Polar integration - Length and Area of curve

[rahuljayanthb]

The area of a polar curve is given by A=(1/2)∫ r² d (theta).
this can be interpreted as δA= ∏r²δ(theta)/2∏ (treating the area element as the area of a sector of a circle with angle δ(theta).)
taking limit of δ(theta)→0,
dA= [STRIKE]∏[/STRIKE]r² d(theta)/2[STRIKE]∏[/STRIKE]=1/2 (r²d(theta) )
there fore A=1/2∫r² d(theta).

By the same logic, shouldn't length of a polar curve be L=∫[STRIKE]2∏[/STRIKE]r d(theta)/[STRIKE]2∏[/STRIKE]=∫r d(theta)?

the actual equation for curve length is L=∫√(r²+r'²)d(theta).

why is this approach giving me an incorrect equation in the second case but a correct one in the first?

ps. the equation for length of a curve can also be derived by partially differentiating the equation for area by r: ∂A/∂r=L. This is again consistent with looking at length of a curve as the rate of change of area.

 

[arildno]

The length of a curve is not, in general, the rate of change of the area.

As a simple example, the circumference of a square is 4l, whereas the area is l^2

 

[rahuljayanthb]

but where is the derivation of the length of curve wrong?

 

[arildno]

It violates the Pythagorean theorem, for example.

You have, differentially, that the curve length ds equals:
ds=\sqrt{(dr)^{2}+(rd\theta)^{2}}

 

[rahuljayanthb]

but i am treating every length element of the curve as a part of a circle of appropriate radius. so i am treating the curve as a conglomerate of numerous circular elements just in the area derivation.

 

[arildno]

well, but that is precisely what you cannot do.

For areas, deviations from area of the circular section are negligible relative to the area for the circular section, while a similar negligibility is not present for the CURVE.

Basically, the reason why this works for areas is that an area of "tiny*tiny" can be neglated relative to "tiny", while for curves "tiny" can't be neglected relative to.."tiny"

 

[vanhees71]

Ok, what you consider here is a curve parametrized with the polar angle \theta of polar coordinates in a plane. Your position vector reads
\vec{r}=\vec{r}(\theta)=r(\theta) \hat{r}(\theta).
The arc element is
\mathrm{d} s=|\mathrm{d} \vec{r}|=\mathrm{d} \theta|r' \hat{r}+r \partial_{\theta} \hat{r}|=\mathrm{d} \theta \sqrt{r^2 +(r')^2},
which indeed shows that your assumption about \mathrm{d} s is wrong and the "actual equation" is right.

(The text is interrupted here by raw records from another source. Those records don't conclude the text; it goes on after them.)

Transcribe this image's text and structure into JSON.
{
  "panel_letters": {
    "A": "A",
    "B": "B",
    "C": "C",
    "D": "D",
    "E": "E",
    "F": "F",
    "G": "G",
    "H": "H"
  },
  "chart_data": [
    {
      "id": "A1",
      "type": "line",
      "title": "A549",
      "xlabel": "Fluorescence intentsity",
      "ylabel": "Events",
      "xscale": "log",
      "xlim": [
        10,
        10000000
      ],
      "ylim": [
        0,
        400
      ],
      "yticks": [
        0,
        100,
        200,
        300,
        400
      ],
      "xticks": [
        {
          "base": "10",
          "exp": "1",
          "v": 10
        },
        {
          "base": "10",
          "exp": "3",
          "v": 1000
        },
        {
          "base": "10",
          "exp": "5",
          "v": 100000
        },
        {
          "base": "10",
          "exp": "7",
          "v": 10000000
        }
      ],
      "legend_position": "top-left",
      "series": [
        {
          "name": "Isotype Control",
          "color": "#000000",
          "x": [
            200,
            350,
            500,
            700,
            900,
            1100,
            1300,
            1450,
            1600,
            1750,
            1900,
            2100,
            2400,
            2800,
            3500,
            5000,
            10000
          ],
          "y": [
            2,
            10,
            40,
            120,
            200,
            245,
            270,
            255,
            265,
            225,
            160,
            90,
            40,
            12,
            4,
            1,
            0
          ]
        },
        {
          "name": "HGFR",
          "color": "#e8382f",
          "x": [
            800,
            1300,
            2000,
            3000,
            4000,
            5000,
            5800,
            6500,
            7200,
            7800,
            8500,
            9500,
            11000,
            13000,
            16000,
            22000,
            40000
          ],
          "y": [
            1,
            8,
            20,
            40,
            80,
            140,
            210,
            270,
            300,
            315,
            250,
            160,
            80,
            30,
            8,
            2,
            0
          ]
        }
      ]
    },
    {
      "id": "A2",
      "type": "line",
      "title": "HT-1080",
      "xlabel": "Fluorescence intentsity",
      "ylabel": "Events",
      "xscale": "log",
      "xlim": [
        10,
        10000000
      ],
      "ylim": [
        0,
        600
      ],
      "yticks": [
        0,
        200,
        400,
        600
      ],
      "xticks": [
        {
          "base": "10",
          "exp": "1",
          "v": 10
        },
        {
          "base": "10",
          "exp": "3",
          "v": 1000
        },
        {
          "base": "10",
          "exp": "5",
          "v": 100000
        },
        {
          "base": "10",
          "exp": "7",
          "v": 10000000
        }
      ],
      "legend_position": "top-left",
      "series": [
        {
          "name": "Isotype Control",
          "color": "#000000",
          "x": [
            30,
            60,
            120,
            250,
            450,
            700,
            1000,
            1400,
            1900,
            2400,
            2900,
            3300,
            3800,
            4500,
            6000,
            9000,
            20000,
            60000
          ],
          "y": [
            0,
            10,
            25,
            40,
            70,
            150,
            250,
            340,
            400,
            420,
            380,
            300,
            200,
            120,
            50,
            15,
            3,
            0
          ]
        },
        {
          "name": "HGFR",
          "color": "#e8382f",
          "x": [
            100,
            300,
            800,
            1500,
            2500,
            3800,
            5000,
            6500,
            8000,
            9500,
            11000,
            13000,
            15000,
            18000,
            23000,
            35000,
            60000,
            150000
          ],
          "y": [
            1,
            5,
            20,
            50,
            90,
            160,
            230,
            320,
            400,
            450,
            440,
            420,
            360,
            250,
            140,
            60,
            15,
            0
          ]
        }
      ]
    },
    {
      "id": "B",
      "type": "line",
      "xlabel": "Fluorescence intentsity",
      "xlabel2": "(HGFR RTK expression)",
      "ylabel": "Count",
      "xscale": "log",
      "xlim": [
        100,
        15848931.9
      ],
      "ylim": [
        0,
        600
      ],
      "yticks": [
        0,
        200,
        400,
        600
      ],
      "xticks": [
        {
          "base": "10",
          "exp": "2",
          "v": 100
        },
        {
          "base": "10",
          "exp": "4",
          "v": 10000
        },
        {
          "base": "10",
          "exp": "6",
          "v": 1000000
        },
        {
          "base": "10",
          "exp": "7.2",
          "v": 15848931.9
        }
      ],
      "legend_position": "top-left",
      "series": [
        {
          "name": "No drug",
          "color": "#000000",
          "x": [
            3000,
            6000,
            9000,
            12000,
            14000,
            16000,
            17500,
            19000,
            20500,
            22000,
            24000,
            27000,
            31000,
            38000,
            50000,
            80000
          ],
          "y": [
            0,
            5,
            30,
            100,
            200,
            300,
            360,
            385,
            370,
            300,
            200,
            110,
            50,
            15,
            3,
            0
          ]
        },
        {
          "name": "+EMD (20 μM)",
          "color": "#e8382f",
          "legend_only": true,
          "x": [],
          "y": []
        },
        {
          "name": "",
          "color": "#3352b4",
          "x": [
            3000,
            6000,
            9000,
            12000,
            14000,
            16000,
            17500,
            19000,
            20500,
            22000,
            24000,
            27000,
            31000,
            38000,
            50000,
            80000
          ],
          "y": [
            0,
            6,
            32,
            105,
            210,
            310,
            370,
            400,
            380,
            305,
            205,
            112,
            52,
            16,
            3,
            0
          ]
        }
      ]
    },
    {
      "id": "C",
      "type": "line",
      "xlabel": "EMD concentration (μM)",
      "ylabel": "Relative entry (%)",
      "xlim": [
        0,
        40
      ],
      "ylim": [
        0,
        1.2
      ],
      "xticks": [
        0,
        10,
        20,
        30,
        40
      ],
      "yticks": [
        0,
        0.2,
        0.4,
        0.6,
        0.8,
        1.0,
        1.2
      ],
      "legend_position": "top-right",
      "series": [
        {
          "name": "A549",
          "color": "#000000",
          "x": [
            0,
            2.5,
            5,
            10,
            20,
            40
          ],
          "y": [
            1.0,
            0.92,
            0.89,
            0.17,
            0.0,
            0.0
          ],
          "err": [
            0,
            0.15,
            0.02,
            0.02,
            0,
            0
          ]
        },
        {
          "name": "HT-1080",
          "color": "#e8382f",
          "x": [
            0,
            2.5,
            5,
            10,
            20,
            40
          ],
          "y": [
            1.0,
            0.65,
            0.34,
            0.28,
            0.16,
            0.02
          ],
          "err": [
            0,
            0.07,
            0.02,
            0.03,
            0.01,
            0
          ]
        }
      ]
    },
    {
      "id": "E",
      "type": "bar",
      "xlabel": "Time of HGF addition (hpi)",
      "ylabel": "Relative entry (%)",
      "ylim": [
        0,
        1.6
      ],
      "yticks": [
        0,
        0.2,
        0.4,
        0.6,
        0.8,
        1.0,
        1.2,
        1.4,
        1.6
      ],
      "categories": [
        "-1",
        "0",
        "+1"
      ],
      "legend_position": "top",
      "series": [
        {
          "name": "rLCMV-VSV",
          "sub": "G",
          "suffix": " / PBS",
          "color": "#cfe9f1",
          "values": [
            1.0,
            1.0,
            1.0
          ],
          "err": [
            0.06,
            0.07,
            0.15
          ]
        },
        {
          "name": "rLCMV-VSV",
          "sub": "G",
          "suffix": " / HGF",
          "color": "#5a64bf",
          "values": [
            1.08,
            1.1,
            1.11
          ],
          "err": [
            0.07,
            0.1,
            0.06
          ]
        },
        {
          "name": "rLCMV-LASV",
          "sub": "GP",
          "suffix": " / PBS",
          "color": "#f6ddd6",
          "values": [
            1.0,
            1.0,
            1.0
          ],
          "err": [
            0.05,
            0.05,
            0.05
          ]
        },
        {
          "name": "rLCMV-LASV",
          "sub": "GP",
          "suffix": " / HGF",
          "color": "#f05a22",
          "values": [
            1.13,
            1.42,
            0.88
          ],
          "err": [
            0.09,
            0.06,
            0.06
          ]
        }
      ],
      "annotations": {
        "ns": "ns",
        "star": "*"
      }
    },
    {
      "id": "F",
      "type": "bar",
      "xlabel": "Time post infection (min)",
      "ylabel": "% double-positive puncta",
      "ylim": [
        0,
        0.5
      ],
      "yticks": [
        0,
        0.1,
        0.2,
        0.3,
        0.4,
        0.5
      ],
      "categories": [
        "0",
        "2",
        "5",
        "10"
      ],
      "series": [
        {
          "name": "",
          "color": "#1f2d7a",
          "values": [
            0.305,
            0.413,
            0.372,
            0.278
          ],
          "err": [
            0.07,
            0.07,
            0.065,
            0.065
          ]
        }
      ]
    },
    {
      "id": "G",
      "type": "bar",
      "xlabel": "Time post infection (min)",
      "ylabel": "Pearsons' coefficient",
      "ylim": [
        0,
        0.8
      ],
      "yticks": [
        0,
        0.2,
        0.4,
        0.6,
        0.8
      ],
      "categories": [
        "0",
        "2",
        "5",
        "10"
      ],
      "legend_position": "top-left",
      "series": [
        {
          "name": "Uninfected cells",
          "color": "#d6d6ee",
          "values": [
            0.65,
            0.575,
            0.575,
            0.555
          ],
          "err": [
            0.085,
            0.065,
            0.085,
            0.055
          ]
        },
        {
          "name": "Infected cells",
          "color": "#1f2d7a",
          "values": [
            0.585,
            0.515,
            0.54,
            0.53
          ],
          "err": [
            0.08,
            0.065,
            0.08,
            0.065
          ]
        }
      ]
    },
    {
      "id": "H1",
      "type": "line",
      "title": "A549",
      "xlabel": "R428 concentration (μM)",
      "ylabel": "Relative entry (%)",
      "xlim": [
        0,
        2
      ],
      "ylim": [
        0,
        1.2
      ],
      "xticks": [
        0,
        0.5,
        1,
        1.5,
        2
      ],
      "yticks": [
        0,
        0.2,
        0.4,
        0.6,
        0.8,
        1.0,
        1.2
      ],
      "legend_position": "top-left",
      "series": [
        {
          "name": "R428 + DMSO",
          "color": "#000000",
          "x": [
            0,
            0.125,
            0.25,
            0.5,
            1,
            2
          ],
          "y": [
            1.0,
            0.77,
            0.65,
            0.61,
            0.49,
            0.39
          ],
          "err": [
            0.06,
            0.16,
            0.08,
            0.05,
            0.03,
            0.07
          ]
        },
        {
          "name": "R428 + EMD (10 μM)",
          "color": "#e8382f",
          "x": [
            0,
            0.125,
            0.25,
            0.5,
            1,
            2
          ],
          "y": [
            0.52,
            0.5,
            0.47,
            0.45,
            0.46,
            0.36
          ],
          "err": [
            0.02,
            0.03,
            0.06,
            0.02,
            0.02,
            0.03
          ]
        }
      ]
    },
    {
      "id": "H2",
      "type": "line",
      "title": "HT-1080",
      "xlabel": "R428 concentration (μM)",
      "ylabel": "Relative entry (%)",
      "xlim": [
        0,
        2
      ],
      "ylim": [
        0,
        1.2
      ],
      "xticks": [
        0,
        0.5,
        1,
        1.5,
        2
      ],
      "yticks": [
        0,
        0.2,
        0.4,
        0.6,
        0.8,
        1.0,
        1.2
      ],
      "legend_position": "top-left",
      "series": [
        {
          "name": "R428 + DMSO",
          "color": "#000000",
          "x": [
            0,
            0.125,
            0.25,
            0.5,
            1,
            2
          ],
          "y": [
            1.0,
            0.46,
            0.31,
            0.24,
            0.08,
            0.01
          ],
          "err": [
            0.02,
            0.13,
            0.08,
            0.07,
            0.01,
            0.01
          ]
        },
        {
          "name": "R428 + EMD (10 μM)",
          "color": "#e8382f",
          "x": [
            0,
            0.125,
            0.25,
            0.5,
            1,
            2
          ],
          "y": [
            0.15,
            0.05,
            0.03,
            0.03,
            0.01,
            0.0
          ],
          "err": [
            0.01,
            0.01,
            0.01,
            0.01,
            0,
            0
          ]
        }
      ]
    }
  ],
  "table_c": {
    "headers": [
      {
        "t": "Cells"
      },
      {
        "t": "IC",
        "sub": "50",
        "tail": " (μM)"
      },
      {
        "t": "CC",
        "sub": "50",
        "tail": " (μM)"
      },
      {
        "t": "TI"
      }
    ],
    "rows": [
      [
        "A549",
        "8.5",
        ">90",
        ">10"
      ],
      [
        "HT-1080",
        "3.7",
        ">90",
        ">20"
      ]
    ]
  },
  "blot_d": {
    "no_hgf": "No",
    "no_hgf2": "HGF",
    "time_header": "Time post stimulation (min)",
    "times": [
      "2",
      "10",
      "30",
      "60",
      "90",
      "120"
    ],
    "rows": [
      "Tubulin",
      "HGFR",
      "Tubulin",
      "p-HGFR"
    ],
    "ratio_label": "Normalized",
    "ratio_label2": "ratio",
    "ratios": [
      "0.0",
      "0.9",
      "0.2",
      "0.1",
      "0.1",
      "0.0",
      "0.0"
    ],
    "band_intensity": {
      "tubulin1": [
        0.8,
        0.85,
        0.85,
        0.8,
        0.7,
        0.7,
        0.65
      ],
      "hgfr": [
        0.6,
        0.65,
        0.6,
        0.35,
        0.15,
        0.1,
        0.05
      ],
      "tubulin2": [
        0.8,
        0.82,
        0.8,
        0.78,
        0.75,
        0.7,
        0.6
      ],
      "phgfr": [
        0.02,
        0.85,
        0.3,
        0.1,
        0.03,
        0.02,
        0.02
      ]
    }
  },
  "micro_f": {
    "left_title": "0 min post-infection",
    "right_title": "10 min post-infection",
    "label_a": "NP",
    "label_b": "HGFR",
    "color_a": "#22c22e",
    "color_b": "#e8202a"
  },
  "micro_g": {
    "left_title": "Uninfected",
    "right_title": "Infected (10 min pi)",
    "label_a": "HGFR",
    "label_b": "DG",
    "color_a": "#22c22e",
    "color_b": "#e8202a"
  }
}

The area is another thing. Your formula gives the area swept out by the above radius vector. This area is thus parametrized by
\vec{r}(\lambda,\theta)=\lambda r(\theta) \hat{r}(\theta)
with \lambda \in [0,1]. The area element is
\mathrm{d} F=\mathrm{d} \lambda \mathrm{d} \theta |\partial_\lambda \vec{r} \times \partial_{\theta} \vec{r}|=\mathrm{d} \lambda \mathrm{d} \theta |\vec{r}(\theta) \times \partial_{\theta} \vec{r}|=\mathrm{d} \lambda \mathrm{d} \theta \lambda r^2(\theta) |\hat{r} \times \hat{\theta}|=\lambda r^2(\theta).
The total area swept out by the radius vector from angle \theta_1 to \theta_2 thus is
F=\int_0^{1} \mathrm{d} \lambda \int_{\theta_1}^{\theta_2} \mathrm{d} \theta \; \lambda r^2(\theta)=\frac{1}{2} \int_{\theta_1}^{\theta_2} \mathrm{d} \theta \; r^2(\theta).
As you see, here one component of \partial_{\theta} \vec{r} doesn't contribute, because of the cross product in the formula for the area element!